HESI RN
HESI Exit Exam RN Capstone
1. A client with a urinary tract infection is prescribed ciprofloxacin. What is the most important teaching the nurse should provide?
- A. Take the medication with milk to prevent stomach upset.
- B. Increase fluid intake to 2-3 liters per day.
- C. Avoid taking the medication with dairy products.
- D. Continue taking the medication even if symptoms improve.
Correct answer: B
Rationale: Ciprofloxacin can cause crystalluria, so increasing fluid intake to 2-3 liters per day helps flush out the medication and prevent crystal formation in the kidneys. This also ensures adequate hydration, which supports the body's ability to fight the infection. Choice A is incorrect because ciprofloxacin should not be taken with dairy products as they can interfere with the absorption of the medication. Choice D is incorrect because although it's important to complete the full course of antibiotics, it's equally crucial to report any improvement in symptoms to the healthcare provider.
2. A client with a history of type 2 diabetes is admitted with hyperglycemia. What is the nurse's priority action?
- A. Administer a dose of insulin as prescribed.
- B. Check the client's blood glucose level.
- C. Administer a fluid bolus to improve hydration.
- D. Monitor the client's intake and output closely.
Correct answer: B
Rationale: The correct answer is to check the client's blood glucose level. This is the priority action when dealing with a client admitted with hyperglycemia. Checking the blood glucose level helps determine the severity of hyperglycemia and guides further treatment. Administering insulin or fluids or monitoring intake and output are important interventions but should come after assessing the blood glucose level to inform the most appropriate course of action.
3. After receiving hemodialysis, what is the nurse's priority assessment for a client with chronic kidney disease?
- A. Monitor the client's potassium level.
- B. Assess the client's blood pressure.
- C. Check the client's hemoglobin and hematocrit levels.
- D. Monitor for signs of infection.
Correct answer: A
Rationale: The correct answer is to monitor the client's potassium level. During hemodialysis, there is a risk of potassium shifting, which can lead to life-threatening arrhythmias if not properly managed. Assessing the potassium level is crucial to prevent complications. While assessing blood pressure, checking hemoglobin and hematocrit levels, and monitoring for signs of infection are important aspects of care for a client with chronic kidney disease, monitoring potassium levels takes precedence due to its immediate life-threatening potential post-dialysis.
4. An adolescent client with intellectual disability refuses oral hygiene. A behavior modification program is recommended. Which reinforcement is best for the nurse to implement?
- A. Candy for successful oral hygiene tasks.
- B. Tokens for each successful oral hygiene task.
- C. Privilege restrictions for refusing oral hygiene tasks.
- D. Preferred activities or privileges for compliance.
Correct answer: D
Rationale: In this scenario, the best reinforcement for the nurse to implement is preferred activities or privileges for compliance. Positive reinforcement with privileges is effective in encouraging behavior change in adolescents, including those with intellectual disabilities. Choice A (Candy for successful oral hygiene tasks) may not be suitable as it involves providing a sugary reward, which contradicts the goal of oral hygiene. Choice B (Tokens for each successful oral hygiene task) could be effective but may not be as motivating as preferred activities or privileges. Choice C (Privilege restrictions for refusing oral hygiene tasks) focuses on negative reinforcement, which is not as effective as positive reinforcement in behavior modification.

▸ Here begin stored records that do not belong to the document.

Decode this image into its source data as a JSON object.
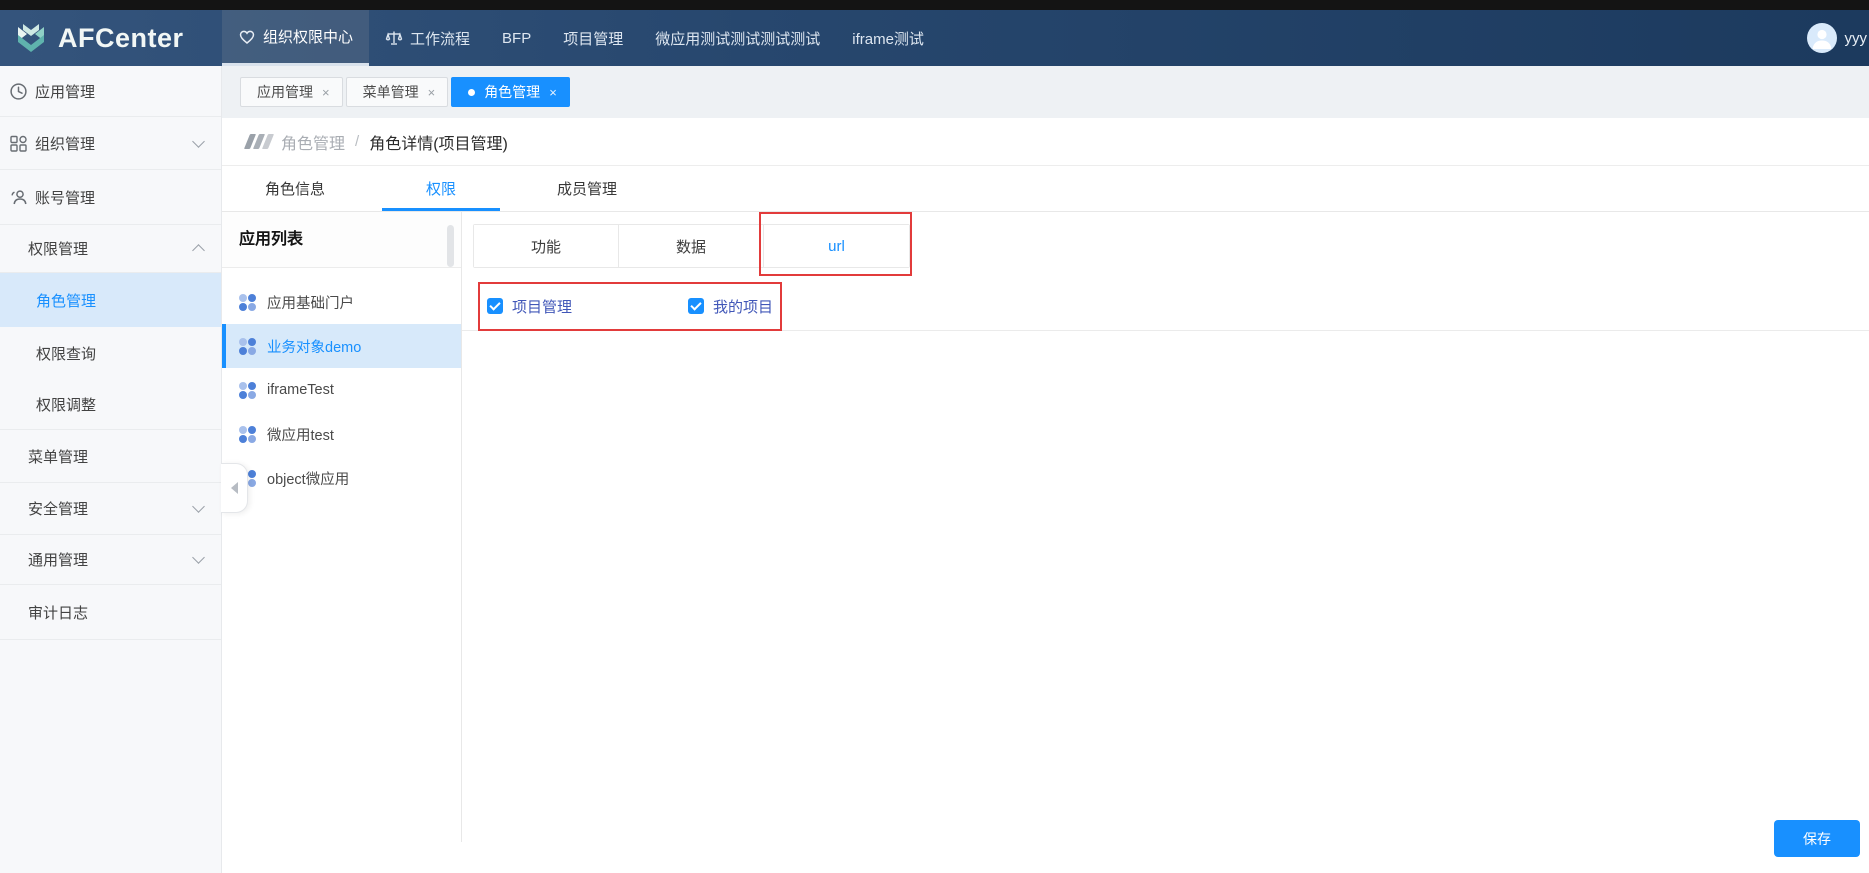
{
  "brand": {
    "name": "AFCenter"
  },
  "navbar": {
    "items": [
      {
        "label": "组织权限中心",
        "icon": "heart-icon",
        "active": true
      },
      {
        "label": "工作流程",
        "icon": "scale-icon",
        "active": false
      },
      {
        "label": "BFP",
        "active": false
      },
      {
        "label": "项目管理",
        "active": false
      },
      {
        "label": "微应用测试测试测试测试",
        "active": false
      },
      {
        "label": "iframe测试",
        "active": false
      }
    ],
    "user": {
      "name": "yyy"
    }
  },
  "tabstrip": {
    "close_glyph": "×",
    "tabs": [
      {
        "label": "应用管理",
        "active": false
      },
      {
        "label": "菜单管理",
        "active": false
      },
      {
        "label": "角色管理",
        "active": true
      }
    ]
  },
  "breadcrumb": {
    "section": "角色管理",
    "separator": "/",
    "current": "角色详情(项目管理)"
  },
  "page_tabs": [
    {
      "label": "角色信息",
      "active": false
    },
    {
      "label": "权限",
      "active": true
    },
    {
      "label": "成员管理",
      "active": false
    }
  ],
  "sidebar": {
    "items": [
      {
        "label": "应用管理",
        "icon": "clock-icon"
      },
      {
        "label": "组织管理",
        "icon": "org-icon",
        "chevron": "down"
      },
      {
        "label": "账号管理",
        "icon": "user-icon"
      },
      {
        "label": "权限管理",
        "chevron": "up"
      },
      {
        "label": "角色管理",
        "active": true
      },
      {
        "label": "权限查询"
      },
      {
        "label": "权限调整"
      },
      {
        "label": "菜单管理"
      },
      {
        "label": "安全管理",
        "chevron": "down"
      },
      {
        "label": "通用管理",
        "chevron": "down"
      },
      {
        "label": "审计日志"
      }
    ]
  },
  "app_panel": {
    "title": "应用列表",
    "apps": [
      {
        "label": "应用基础门户",
        "active": false
      },
      {
        "label": "业务对象demo",
        "active": true
      },
      {
        "label": "iframeTest",
        "active": false
      },
      {
        "label": "微应用test",
        "active": false
      },
      {
        "label": "object微应用",
        "active": false
      }
    ]
  },
  "perm_panel": {
    "tabs": [
      {
        "label": "功能",
        "active": false
      },
      {
        "label": "数据",
        "active": false
      },
      {
        "label": "url",
        "active": true
      }
    ],
    "url_items": [
      {
        "label": "项目管理",
        "checked": true
      },
      {
        "label": "我的项目",
        "checked": true
      }
    ]
  },
  "footer": {
    "save_label": "保存"
  },
  "colors": {
    "accent": "#1890ff",
    "annotation_red": "#e23b3b",
    "navbar_gradient_start": "#34547c",
    "navbar_gradient_end": "#1c3a5e",
    "checkbox_label_blue": "#4157b8",
    "sidebar_active_bg": "#d8e9fa"
  }
}
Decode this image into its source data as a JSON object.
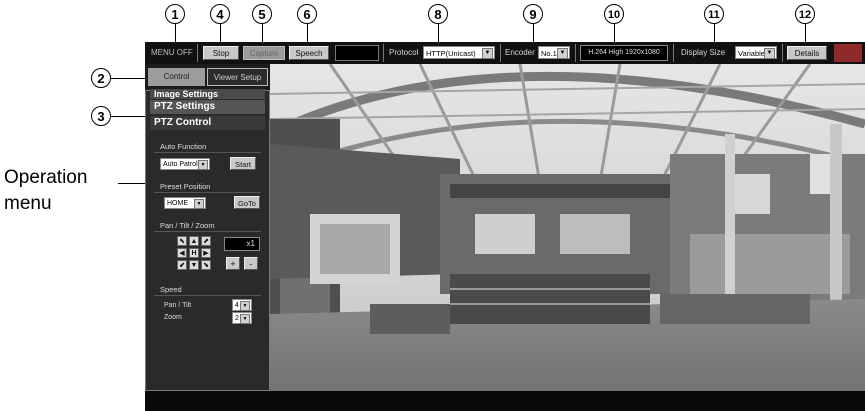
{
  "callouts": {
    "c1": "1",
    "c2": "2",
    "c3": "3",
    "c4": "4",
    "c5": "5",
    "c6": "6",
    "c8": "8",
    "c9": "9",
    "c10": "10",
    "c11": "11",
    "c12": "12"
  },
  "annotation": {
    "line1": "Operation",
    "line2": "menu"
  },
  "toolbar": {
    "menu_off_label": "MENU  OFF",
    "stop_label": "Stop",
    "capture_label": "Capture",
    "speech_label": "Speech",
    "protocol_label": "Protocol",
    "protocol_value": "HTTP(Unicast)",
    "encoder_label": "Encoder",
    "encoder_value": "No.1",
    "stream_info": "H.264 High 1920x1080",
    "display_size_label": "Display Size",
    "display_size_value": "Variable",
    "details_label": "Details"
  },
  "tabs": {
    "control": "Control",
    "viewer_setup": "Viewer Setup"
  },
  "panel": {
    "image_settings": "Image Settings",
    "ptz_settings": "PTZ Settings",
    "ptz_control": "PTZ Control",
    "auto_function_label": "Auto Function",
    "auto_function_value": "Auto Patrol",
    "start_label": "Start",
    "preset_position_label": "Preset Position",
    "preset_value": "HOME",
    "goto_label": "GoTo",
    "pan_tilt_zoom_label": "Pan / Tilt / Zoom",
    "zoom_readout": "x1",
    "zoom_plus": "+",
    "zoom_minus": "-",
    "speed_label": "Speed",
    "pan_tilt_label": "Pan / Tilt",
    "pan_tilt_value": "4",
    "zoom_label": "Zoom",
    "zoom_value": "2"
  },
  "directions": {
    "up_left": "⬉",
    "up": "▲",
    "up_right": "⬈",
    "left": "◀",
    "home": "H",
    "right": "▶",
    "down_left": "⬋",
    "down": "▼",
    "down_right": "⬊"
  },
  "colors": {
    "toolbar_bg": "#111111",
    "panel_bg": "#2a2a2a",
    "button_bg": "#c8c8c8"
  }
}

5. The father of a 4-year-old has been battling metastatic lung cancer for the past 2 years. After discussing the remaining options with his healthcare provider, the client requests that all treatment stop and that no heroic measures be taken to save his life. When the client is transferred to the palliative care unit, which action is most important for the nurse working on the palliative care unit to take in facilitating continuity of care?
- A. Ensure the client's family is aware of the client's wishes
- B. Begin comfort measures immediately
- C. Obtain a detailed report from the nurse transferring the client
- D. Confirm that the client understands the treatment plan
Correct answer: C
Rationale: Obtaining a detailed report from the previous nurse ensures continuity of care and that all relevant information is passed on. This is critical in palliative care, where comfort measures and symptom management are key components of care. Choice A is not the most important action in this scenario, as the question focuses on continuity of care within the healthcare team. Beginning comfort measures immediately, as in choice B, is essential but obtaining a detailed report takes precedence to ensure a smooth transition of care. Confirming that the client understands the treatment plan, as in choice D, is important but does not directly address the need for continuity of care through a detailed report.